Fatimah Al-Shahrani
Supervisory team: Professor Minoli Salgado and Dr. Blanka Grzegorczyk
Thesis title: Trauma and Identity in Selected Work by Arab-American Women Writers Before and After 9/11
In my thesis I explore the evolving representation of womanhood and trauma in Arab- American women’s literature, with a particular focus on the shifting portrayals before and after the tragic events of 9/11. Through a comparative framework, the study examines how narratives of female identity transform across these temporal contexts, paying special attention to the intersections of gender, race, and trauma. Central to this inquiry is the representation of multiracial women who experience rejection both within Arab-American communities and in the broader American racial discourse.
Jack Bartley
Supervisory team: Dr. Matthew Carter, Prof. Minoli Salgado, Dr. Beccy Kennedy-Schtyk
Thesis title: “A Spirited Celebration and a Tearful Catharsis”: Representations of Korean Indigenous Religious Practices and Folklore as Processors of Colonial Trauma
My doctoral thesis interrogates depictions of Korean indigenous religious practices and folklore in popular culture as symptomatic of self-policing and processing societal trauma following colonial rule. I approach this by analysing various representations of mudang and the gumiho through an interdisciplinary theoretical framework of postcolonial, trauma, and feminist film theories. By using this hybrid methodology of Western and Eastern perspectives, a timeline of trauma response can be unearthed in Korea’s collective cultural memory.
Devjani Bodepudi
Supervisory team: Dr Sarah Ilott, Dr Muzna Rahman, Dr Malika Booker
Thesis title: The Ghosts are Watching from the Banyan Tree: Seeking Self, Solace and Transformation through Ecological Narratives and Landscapes of Bengali Folklore and Mythology.
I’m researching the significance of the ecology found within Bengali folktales and Indic mythic traditions to create my own novel in verse in order to investigate grief and loss through mixing languages and narratives.
Brontë Crawford
Supervisory Team: Dr Sarah Ilott and Dr Muzna Rahman
Thesis Title: Feed the World: Food and Appetite in the Literature of Empire
My doctoral dissertation explores how contemporary authors use irrealist modes of writing to explore food can both perpetuate and resist colonial power.
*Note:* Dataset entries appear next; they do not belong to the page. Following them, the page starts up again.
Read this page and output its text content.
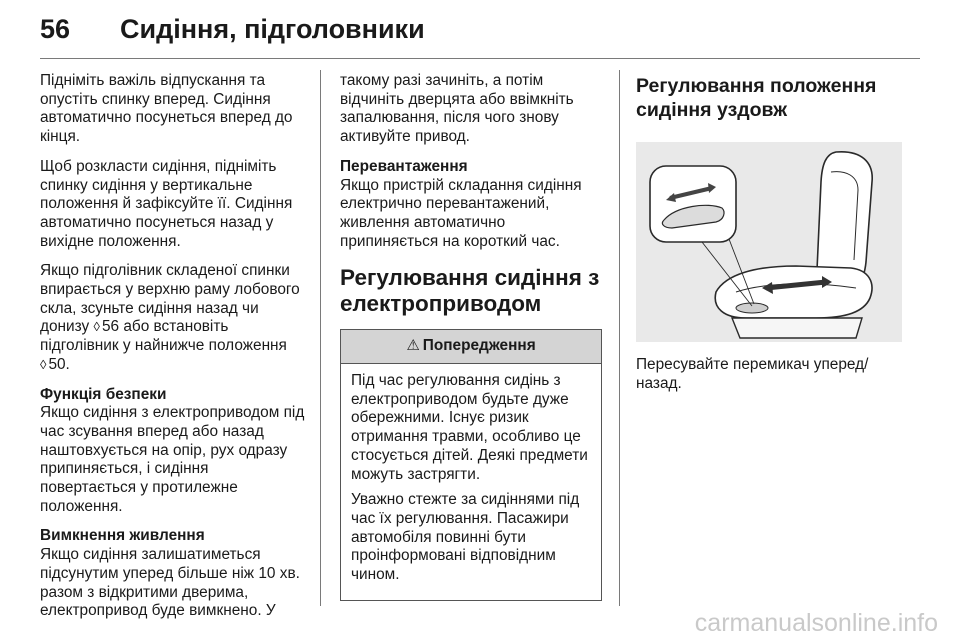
56 Сидіння, підголовники

Підніміть важіль відпускання та опустіть спинку вперед. Сидіння автоматично посунеться вперед до кінця.

Щоб розкласти сидіння, підніміть спинку сидіння у вертикальне положення й зафіксуйте її. Сидіння автоматично посунеться назад у вихідне положення.

Якщо підголівник складеної спинки впирається у верхню раму лобового скла, зсуньте сидіння назад чи донизу ◊ 56 або встановіть підголівник у найнижче положення ◊ 50.

Функція безпеки
Якщо сидіння з електроприводом під час зсування вперед або назад наштовхується на опір, рух одразу припиняється, і сидіння повертається у протилежне положення.

Вимкнення живлення
Якщо сидіння залишатиметься підсунутим уперед більше ніж 10 хв. разом з відкритими дверима, електропривод буде вимкнено. У

такому разі зачиніть, а потім відчиніть дверцята або ввімкніть запалювання, після чого знову активуйте привод.

Перевантаження
Якщо пристрій складання сидіння електрично перевантажений, живлення автоматично припиняється на короткий час.

Регулювання сидіння з електроприводом
⚠ Попередження

Під час регулювання сидінь з електроприводом будьте дуже обережними. Існує ризик отримання травми, особливо це стосується дітей. Деякі предмети можуть застрягти.

Уважно стежте за сидіннями під час їх регулювання. Пасажири автомобіля повинні бути проінформовані відповідним чином.

Регулювання положення сидіння уздовж

Пересувайте перемикач уперед/назад.

carmanualsonline.info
Adopting a world-systems approach to my literary analysis, I track particular commodity chains throughout the works of Sayaka Murata, Han Kang, and K-Ming Chang, identifying how these stories draw on the historic significance of certain foods to articulate the complex and haunting legacies of colonial power and trade.
Sumithreyi Sivapalan
Supervisory team: Prof Minoli Salgado and Dr Malika Booker
Thesis title: Borders and Belonging: exploring ‘home’ through the persona poetry of Sri Lankan women.
My creative-critical thesis explores how the persona poem, with its distinct voice and idiosyncratic materiality, is an apt vehicle to examine the various forms in which the longing for home manifests itself. Specifically, it addresses the diverse avenues taken in an attempt to fulfil or pacify this yearning which, especially in the Sri Lankan civil war and post-war context, affects residents and migrants alike.